C’est aussi un signe de la droitisation de la pensée politique en France et le renforcement des réflexes anti-immigration du débat public qu’une telle élimination mentale, lourde d’une possible politique d’éloignement physique de masse, s’exprime en toute bonne conscience. La « résidence sociale » voulue par la ministre est un lieu de passage, un abri temporaire, destiné à tous publics précarisés qui se voient flanqués d’un « accompagnement social » en principe pour leur permettre d’accéder à du logement de droit commun. Ce sont des « fourre-tout » de la misère sociale et économique où chacun est enfermé dans sa solitude et son isolement moral et politique, où le gestionnaire règne en maître absolu et où toute trace de solidarité communautaire est abolie de fait. Ainsi chaque gestionnaire de « résidence sociale » aujourd’hui oblige la signature d’un contrat et d’un règlement qui interdit l’hébergement, qui interdit la copie des clefs, qui permet au gérant de convoquer le résident à n’importe quel moment pour prouver sa présence effective dans les lieux, qui empêche le comité de résidents élu par tous les résidents d’être responsable des salles destinées à la vie collective. Dans les mots d’un préfet lors d’une réunion d’un comité de pilotage, ce sont des contrats de pensionnat, des contrats qui réduisent à néant les droits à une vie adulte et majeure, des contrats dont les travailleurs immigrés adultes et majeurs ne voudront pas et ne pourront pas accepter les contraintes. Cette incompatibilité mènera inévitablement à des campagnes d’expulsion telles que menées aujourd’hui par les sociétés gestionnaires contre leurs résidents immigrés. Face à des marchés de logement bouchés, à l’impossibilité de la plupart à accéder à un logement social, cette politique est une politique d’expulsion du logement et du pays, une politique d’épuration ethnique et sociale déguisée.
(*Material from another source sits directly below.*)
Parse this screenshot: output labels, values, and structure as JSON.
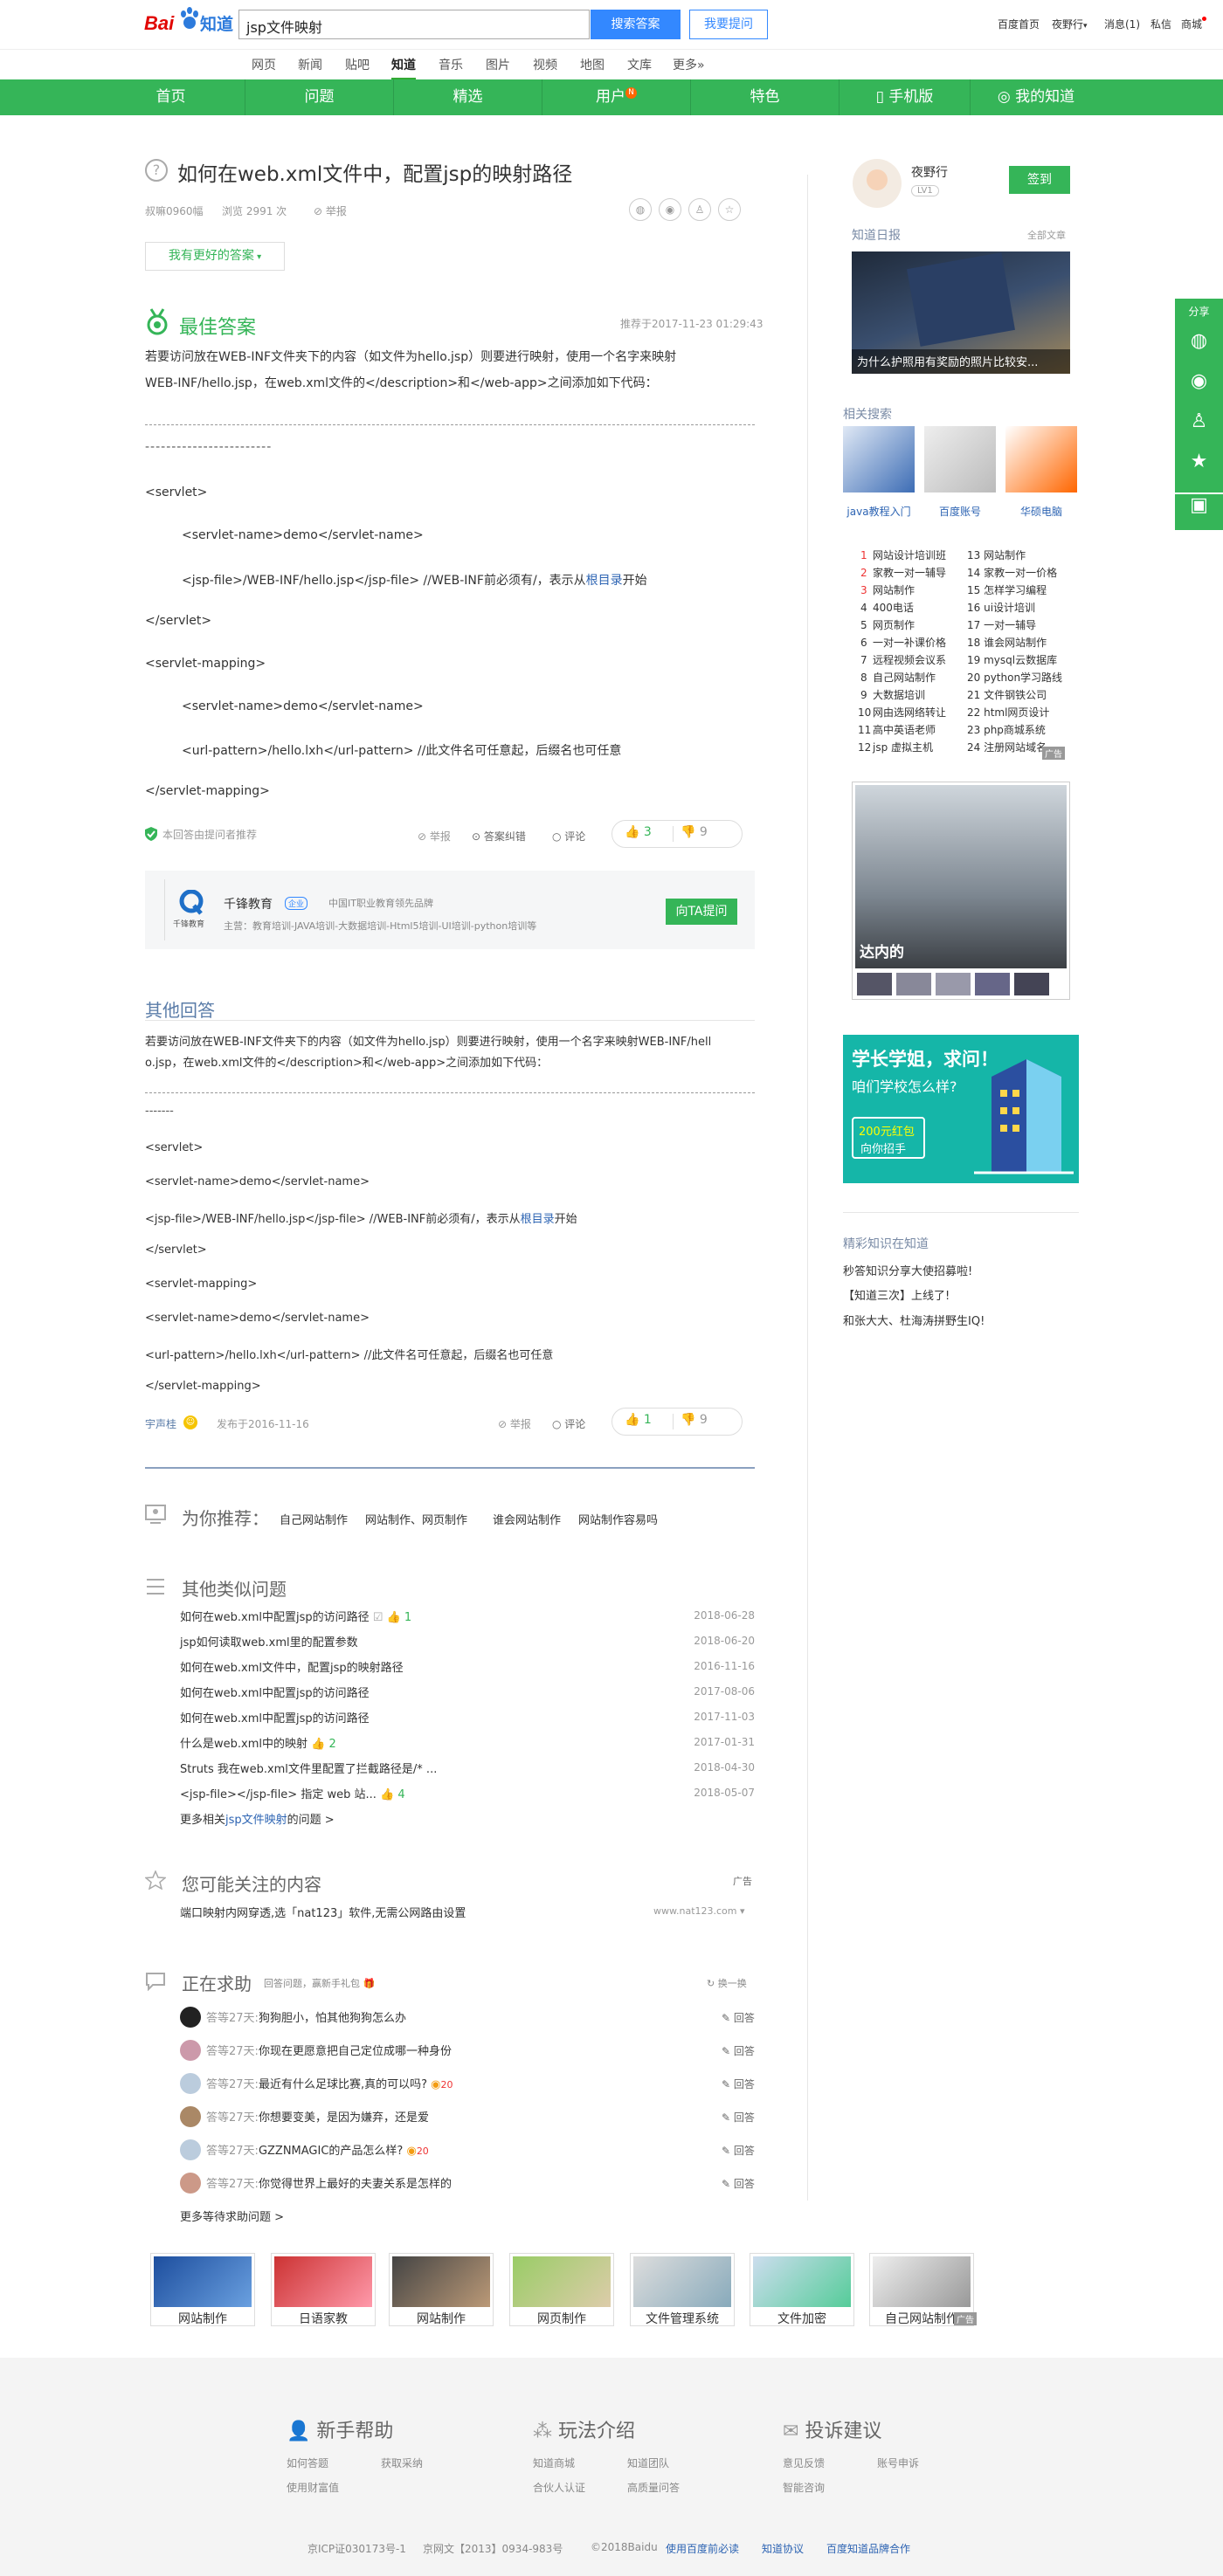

Contrairement à cette « invisibilisation », exprimée par Mme Wargon de manière explicite, mais aussi par la Cilpi et le Dihal de manière implicite dans leurs documents sur le plan de transformation des foyers, nous, au Copaf, souhaitons que les anciens foyers de travailleurs immigrés deviennent une nouvelle forme de résidence sociale, la résidence sociale pour travailleurs isolés, pour des travailleurs vivant, de manière durable et par choix, éloignés de leurs familles. Les habitants de ces résidences devraient avoir les mêmes droits à la vie privée et familiale que les locataires ; ils devraient aussi jouir des mêmes droits que les locataires à une représentation collective par amicale ou association dotée de vrais pouvoirs de surveillance sur la gestion de leurs logements. Ils doivent bénéficier de droits à une vie collective forte, nécessaire pour compenser l’absence de vie familiale, par la mise en place d’espaces collectifs en nombre et en taille suffisants, et des possibilités de restauration ou de cafétéria dans les établissements qui leur sont destinés. Enfin l’accompagnement social, s’il y en a, doit être adapté à la population spécifique des habitants et à ses demandes, notamment si une proportion significative des résidents est âgée. Et pour les retraités ayant donné l’essentiel de leur vie active à la France, des aller-retours sans limite de durée doivent être permis.
Les travailleurs immigrés, habitant les foyers qui leur ont été construits dans les années cinquante à soixante-dix du siècle dernier, méritent d’être traités avec dignité et considération, ce qui est loin d’être le cas dans le discours rapporté de Mme Wargon. Nous lui demandons de corriger le tir, d’ouvrir ses yeux à ce qu’elle considère comme invisible, et de donner aux travailleurs immigrés de ce pays un logement et des droits adapté à leurs besoins et à leur mode de vie.